If your entire database doesn't contain more than 100,000 records, you are fine, just defining one common section, let's say it all. But usually people have a lot of data that just goes into the bucket with the name of the month, week, hour. It depends on the number of inserts you inserted.

The reason for creating buckets is that each node can find a section using the section key. This is the first part of the definition primary key

. Then, at each node, the data is sorted by the second information you pass to primary key

. After sorting the data, you can "scan" it, ie. You can get them by specifying the timestamp parameter.

Let's say you want to get accounts from the last 6 months and that you keep all accounts from one month in the same bucket.

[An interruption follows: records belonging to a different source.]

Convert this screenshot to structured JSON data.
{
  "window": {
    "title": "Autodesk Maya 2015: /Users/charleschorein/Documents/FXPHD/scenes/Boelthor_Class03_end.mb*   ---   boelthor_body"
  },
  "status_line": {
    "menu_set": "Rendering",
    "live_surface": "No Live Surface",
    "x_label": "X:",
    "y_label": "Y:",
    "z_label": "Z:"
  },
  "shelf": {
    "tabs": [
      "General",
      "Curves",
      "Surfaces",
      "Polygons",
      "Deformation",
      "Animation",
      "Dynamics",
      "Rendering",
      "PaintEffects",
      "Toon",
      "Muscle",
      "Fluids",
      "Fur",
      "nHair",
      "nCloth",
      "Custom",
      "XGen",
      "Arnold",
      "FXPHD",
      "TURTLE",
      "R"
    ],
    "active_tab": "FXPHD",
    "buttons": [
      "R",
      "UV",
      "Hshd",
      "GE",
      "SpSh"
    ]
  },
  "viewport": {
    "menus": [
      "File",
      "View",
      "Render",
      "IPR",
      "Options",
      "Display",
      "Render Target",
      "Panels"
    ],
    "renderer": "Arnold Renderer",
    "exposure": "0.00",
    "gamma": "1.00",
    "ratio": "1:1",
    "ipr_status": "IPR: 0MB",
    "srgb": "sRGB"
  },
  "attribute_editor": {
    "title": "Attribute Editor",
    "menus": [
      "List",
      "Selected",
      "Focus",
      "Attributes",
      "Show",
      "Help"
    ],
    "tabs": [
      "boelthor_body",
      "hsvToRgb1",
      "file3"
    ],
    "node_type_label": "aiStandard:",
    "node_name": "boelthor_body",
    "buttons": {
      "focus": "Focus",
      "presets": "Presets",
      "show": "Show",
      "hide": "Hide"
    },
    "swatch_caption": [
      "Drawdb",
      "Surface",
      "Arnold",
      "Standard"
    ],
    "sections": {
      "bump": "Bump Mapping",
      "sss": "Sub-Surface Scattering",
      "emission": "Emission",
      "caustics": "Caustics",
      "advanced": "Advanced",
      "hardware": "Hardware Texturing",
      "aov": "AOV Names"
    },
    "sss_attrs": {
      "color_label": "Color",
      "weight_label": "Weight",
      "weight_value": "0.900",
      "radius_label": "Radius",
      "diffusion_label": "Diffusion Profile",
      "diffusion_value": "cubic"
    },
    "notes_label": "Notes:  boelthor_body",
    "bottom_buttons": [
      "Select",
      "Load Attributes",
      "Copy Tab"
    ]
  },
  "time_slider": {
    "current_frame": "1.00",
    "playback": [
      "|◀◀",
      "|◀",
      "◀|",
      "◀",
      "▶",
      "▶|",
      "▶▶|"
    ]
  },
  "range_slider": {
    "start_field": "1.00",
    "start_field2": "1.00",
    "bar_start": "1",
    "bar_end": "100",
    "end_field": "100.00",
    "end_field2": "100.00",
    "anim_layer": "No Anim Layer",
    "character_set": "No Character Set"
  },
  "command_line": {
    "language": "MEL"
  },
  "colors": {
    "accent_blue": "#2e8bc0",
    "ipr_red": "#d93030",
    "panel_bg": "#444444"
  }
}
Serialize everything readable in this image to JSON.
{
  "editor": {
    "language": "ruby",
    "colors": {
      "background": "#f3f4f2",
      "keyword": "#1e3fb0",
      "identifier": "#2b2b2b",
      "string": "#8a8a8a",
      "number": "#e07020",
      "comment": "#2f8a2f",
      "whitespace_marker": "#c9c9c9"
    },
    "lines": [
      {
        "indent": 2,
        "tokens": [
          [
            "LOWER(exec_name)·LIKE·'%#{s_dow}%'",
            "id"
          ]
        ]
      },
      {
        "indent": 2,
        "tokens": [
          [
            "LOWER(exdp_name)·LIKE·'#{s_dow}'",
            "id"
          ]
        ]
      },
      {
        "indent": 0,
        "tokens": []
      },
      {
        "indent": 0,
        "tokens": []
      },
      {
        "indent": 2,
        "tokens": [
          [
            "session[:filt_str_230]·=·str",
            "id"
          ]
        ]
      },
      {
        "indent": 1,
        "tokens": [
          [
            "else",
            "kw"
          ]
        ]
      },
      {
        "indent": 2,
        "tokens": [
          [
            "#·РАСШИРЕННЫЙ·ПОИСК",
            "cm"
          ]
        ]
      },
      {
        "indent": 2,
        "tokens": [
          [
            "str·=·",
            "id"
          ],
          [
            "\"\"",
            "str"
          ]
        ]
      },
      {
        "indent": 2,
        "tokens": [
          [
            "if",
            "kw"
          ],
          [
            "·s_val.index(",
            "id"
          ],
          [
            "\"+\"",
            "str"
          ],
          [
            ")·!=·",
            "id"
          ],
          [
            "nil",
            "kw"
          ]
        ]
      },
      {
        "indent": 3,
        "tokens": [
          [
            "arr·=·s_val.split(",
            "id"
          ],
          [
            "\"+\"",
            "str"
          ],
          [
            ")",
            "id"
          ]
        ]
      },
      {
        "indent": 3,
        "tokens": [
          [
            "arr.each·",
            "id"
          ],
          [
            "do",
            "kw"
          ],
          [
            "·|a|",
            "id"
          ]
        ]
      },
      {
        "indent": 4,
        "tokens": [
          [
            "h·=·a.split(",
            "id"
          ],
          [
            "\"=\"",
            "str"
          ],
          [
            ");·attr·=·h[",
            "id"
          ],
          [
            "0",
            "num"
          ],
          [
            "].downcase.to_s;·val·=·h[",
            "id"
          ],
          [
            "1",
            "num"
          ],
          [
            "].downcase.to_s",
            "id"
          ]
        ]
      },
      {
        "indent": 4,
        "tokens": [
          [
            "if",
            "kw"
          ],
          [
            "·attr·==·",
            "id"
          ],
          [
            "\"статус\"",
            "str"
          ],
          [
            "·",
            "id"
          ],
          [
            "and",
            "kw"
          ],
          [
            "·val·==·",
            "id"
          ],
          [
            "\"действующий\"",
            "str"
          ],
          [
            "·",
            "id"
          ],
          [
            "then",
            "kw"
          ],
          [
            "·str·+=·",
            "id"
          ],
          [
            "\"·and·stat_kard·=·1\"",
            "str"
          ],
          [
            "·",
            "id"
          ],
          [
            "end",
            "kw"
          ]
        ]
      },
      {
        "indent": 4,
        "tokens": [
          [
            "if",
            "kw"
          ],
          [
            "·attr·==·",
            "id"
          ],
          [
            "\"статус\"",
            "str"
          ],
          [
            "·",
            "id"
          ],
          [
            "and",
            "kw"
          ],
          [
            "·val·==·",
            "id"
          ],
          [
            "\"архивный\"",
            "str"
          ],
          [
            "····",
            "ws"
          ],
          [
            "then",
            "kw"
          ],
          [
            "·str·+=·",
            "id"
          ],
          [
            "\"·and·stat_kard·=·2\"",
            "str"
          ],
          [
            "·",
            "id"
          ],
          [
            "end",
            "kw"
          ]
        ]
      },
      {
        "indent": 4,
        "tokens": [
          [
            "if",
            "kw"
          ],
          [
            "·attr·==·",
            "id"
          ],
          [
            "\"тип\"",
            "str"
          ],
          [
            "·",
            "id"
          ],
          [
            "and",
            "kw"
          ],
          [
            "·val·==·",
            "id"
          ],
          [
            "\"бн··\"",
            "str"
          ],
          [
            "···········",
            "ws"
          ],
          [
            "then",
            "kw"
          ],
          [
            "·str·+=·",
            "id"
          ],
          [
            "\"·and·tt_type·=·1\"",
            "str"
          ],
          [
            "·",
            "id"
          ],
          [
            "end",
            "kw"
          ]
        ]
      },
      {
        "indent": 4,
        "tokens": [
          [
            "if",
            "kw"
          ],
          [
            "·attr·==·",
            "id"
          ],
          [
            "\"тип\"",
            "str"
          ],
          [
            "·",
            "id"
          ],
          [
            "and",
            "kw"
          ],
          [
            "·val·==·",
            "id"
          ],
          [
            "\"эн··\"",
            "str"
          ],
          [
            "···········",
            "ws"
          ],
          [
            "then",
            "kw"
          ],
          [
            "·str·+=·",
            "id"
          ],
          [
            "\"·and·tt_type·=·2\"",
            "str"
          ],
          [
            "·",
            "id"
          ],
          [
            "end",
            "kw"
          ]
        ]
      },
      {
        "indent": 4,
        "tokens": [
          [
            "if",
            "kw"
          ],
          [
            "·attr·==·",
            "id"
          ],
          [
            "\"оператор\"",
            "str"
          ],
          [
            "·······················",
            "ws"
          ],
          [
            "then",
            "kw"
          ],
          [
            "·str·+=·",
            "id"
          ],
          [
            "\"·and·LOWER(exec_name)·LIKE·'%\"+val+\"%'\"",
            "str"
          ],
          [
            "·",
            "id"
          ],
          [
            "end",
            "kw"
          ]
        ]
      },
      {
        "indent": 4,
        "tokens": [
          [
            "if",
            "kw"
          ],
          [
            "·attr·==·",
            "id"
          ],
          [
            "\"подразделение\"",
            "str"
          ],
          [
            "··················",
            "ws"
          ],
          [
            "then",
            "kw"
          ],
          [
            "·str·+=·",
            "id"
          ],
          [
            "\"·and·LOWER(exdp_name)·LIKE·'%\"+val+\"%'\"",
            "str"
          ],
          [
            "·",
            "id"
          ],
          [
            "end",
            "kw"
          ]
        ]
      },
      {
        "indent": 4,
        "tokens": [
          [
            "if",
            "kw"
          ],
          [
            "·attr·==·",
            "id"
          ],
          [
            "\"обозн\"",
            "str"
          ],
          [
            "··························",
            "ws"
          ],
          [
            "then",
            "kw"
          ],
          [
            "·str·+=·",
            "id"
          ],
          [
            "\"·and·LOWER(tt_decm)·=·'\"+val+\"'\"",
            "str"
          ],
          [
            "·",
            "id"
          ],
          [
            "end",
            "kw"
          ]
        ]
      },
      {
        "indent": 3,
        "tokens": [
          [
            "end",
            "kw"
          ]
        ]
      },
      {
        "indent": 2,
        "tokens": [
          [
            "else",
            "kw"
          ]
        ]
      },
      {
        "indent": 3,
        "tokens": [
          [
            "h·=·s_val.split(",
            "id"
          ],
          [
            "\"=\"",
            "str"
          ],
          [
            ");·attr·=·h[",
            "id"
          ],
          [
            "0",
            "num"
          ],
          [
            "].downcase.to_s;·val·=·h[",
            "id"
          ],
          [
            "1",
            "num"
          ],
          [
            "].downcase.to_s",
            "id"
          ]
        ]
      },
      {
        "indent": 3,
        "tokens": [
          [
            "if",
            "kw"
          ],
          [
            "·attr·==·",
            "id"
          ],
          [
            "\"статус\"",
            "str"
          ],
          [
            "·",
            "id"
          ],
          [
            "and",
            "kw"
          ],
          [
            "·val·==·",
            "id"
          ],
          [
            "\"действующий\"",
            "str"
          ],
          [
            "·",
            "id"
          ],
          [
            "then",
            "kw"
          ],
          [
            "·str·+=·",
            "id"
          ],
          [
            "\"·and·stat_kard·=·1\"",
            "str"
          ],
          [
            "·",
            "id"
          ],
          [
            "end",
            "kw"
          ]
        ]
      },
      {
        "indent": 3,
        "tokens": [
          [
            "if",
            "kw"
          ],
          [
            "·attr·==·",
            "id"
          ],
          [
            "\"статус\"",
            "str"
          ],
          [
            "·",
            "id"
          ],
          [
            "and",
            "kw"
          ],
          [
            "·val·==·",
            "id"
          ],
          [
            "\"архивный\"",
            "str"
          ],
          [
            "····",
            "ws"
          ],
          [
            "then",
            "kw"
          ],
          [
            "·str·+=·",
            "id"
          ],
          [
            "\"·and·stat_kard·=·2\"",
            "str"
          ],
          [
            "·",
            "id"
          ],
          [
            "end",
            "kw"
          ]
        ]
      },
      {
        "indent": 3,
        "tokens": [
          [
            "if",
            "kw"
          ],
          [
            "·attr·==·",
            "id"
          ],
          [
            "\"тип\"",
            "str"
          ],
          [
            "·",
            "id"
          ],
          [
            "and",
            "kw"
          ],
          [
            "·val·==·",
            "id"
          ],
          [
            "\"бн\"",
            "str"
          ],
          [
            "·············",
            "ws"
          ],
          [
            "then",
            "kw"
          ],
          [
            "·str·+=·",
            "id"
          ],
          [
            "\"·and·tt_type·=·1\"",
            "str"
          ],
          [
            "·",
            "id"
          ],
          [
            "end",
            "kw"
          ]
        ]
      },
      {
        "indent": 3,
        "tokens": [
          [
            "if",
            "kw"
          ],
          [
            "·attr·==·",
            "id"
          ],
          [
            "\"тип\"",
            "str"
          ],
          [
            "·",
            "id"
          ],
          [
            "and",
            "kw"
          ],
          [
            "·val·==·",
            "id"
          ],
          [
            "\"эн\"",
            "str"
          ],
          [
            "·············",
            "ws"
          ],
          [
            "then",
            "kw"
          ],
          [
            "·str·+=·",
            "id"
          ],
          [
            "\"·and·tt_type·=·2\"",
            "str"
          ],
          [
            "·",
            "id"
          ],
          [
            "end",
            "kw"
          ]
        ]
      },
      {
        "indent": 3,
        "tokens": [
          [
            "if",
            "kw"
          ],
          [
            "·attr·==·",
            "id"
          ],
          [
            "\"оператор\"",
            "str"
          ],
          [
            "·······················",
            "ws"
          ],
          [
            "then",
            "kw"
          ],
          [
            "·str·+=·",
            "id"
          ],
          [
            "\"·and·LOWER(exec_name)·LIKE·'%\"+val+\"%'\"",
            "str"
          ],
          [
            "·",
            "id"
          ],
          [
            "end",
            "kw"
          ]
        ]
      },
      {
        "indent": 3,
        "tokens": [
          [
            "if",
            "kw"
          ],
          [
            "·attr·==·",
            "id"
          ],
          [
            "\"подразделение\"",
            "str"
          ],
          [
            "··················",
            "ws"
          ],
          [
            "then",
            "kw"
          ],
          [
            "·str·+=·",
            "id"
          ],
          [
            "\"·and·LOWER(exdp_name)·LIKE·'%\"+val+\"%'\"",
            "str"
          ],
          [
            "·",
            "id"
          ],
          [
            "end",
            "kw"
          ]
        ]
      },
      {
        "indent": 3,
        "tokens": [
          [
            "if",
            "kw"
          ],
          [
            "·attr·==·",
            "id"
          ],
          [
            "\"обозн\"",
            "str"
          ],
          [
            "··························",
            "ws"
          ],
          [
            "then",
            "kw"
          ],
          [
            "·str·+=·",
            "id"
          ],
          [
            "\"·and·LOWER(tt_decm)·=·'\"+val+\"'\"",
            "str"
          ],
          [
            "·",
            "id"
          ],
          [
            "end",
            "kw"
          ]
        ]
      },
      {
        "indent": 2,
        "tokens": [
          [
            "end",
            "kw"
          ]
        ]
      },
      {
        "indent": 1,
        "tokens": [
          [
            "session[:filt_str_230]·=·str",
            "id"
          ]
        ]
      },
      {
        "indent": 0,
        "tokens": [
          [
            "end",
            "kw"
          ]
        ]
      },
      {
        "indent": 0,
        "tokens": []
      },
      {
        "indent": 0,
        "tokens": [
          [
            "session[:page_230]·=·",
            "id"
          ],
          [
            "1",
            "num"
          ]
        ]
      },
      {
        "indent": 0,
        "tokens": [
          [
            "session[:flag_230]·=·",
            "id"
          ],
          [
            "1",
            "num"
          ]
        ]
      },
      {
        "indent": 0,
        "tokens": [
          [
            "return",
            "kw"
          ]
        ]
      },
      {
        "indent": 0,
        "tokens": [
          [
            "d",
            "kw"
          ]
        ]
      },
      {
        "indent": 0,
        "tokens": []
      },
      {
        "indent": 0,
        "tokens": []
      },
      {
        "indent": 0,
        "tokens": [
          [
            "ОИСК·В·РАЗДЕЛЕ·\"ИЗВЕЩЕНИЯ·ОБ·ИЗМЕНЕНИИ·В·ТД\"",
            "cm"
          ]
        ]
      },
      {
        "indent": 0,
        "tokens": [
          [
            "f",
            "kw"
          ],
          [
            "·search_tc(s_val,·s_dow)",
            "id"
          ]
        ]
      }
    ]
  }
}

The schema can be something like strings:

create table accounts {
    month text,
    created_time timestamp,
    account text,
    PRIMARY KEY (month, created_time)
}

      

Typically you will do this at the application level, merging requests is an anti-pattern, but this is ok for fewer requests:



select account  
from accounts 
where month = '201701';

      

Output:

'201702'
'201703'

      

etc.

If you have something really simple, let's say 100,000 records are expected, you can use the above scheme and just do something like:

create table accounts {
    bucket text,
    created_time timestamp,
    account text,
    PRIMARY KEY (bucket, created_time)
}

select account 
from accounts 
where bucket = 'some_predefined_name' 
  and created_time > '2016-10-04 00:00:00'

      

Once again, as a wrapper, with cassandra, you always need to prepare structures for the access template you intend to use.